At least 15,000 appointments are expected to be available at the stadium during the first week.
Local and state officials are pushing for the hub and other pop-up sites in an effort to target locations and people of color with higher positivity rates.
Cuomo's office says the Bronx has the highest COVID-19 infection numbers of all five boroughs and that COVID-19 has killed Black and Latino New Yorkers at a higher rate.
The new site is also meant to close the vaccine inequality gap that local officials say has developed citywide.
For those who want to take advantage of this site, here's what you need to know: Starting Friday, the stadium will be operating from 8 a.m. through 8 p.m., seven days a week. You need to make sure you meet the city's 1a and 1b vaccine eligibility requirements. Anyone from grocery store workers to city workers can make appointments at somosvaccinations.com or can call 1-833-SOMOSNY.
If you can't get an appointment at the stadium, Cuomo also announced 35 new community-based pop-up vaccination sites that are also opening this week. Six of those are in the Bronx.
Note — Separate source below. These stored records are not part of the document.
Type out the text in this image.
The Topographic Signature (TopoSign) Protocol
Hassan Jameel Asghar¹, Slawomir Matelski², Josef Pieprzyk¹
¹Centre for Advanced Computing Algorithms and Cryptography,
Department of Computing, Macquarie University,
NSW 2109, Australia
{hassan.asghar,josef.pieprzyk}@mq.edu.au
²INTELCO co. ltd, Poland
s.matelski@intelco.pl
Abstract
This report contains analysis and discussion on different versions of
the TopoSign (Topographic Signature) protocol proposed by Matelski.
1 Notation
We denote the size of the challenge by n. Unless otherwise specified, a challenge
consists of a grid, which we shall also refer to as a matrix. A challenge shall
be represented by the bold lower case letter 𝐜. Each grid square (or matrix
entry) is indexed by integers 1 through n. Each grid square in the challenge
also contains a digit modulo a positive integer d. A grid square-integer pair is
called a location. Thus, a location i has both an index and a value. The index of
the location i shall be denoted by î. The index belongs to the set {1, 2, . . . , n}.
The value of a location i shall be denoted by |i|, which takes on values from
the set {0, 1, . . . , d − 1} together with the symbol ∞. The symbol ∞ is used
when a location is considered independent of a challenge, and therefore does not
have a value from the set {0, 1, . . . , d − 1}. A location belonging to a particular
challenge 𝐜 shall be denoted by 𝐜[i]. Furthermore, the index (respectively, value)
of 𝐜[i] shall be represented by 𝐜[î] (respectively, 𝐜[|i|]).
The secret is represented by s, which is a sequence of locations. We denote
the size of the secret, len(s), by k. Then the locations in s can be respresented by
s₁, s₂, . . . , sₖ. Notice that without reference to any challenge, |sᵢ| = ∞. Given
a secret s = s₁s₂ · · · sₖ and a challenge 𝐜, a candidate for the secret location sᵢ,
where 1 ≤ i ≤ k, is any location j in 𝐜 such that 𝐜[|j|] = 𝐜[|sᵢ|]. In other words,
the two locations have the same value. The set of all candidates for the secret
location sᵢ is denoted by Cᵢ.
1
These stations will be operating at churches, community centers, NYCHA buildings and cultural centers.
Mt. Carmel Baptist Church on Prospect Avenue in Morrisania is one of such sites where they will be operating until Monday from 9 a.m. through 5 p.m. A handful of people patiently waited in line to receive the first dose of the Pfizer vaccine outside the church Thursday.
"Yesterday, my daughter and my son called me that they're opening new to go to try it, so we tried and we fortunately, we got it both today," said 67-year-old Maria Acosta.
For Acosta and her 69-year-old husband, it was an emotional relief after desperately trying to schedule an appointment for a month.
"I feel like I can breathe and just be able to leave my home relaxed. I just feel excited. It's very emotional," Acosta said in Spanish while tearing up.
Church pastor Anthony Lowe said he hopes people take advantage of receiving the vaccine at the church.
"It's imperative, it's the only way, it might take a while, that we as a community, as a people, will get some sense of normalcy again," Lowe said.
Another temporary site that opened on Thursday in the Bronx was the Greater Eternal Baptist Church on Elton Avenue.
In Brooklyn, Christian Cultural Center in Flatlands Avenue, United Revival Mennonite Church on Melrose Avenue, and Howard Houses on Pitkin Avenue all opened today as well.
Several others around the city will open over the weekend.
Twenty-five thousand people are estimated to take the vaccine this week.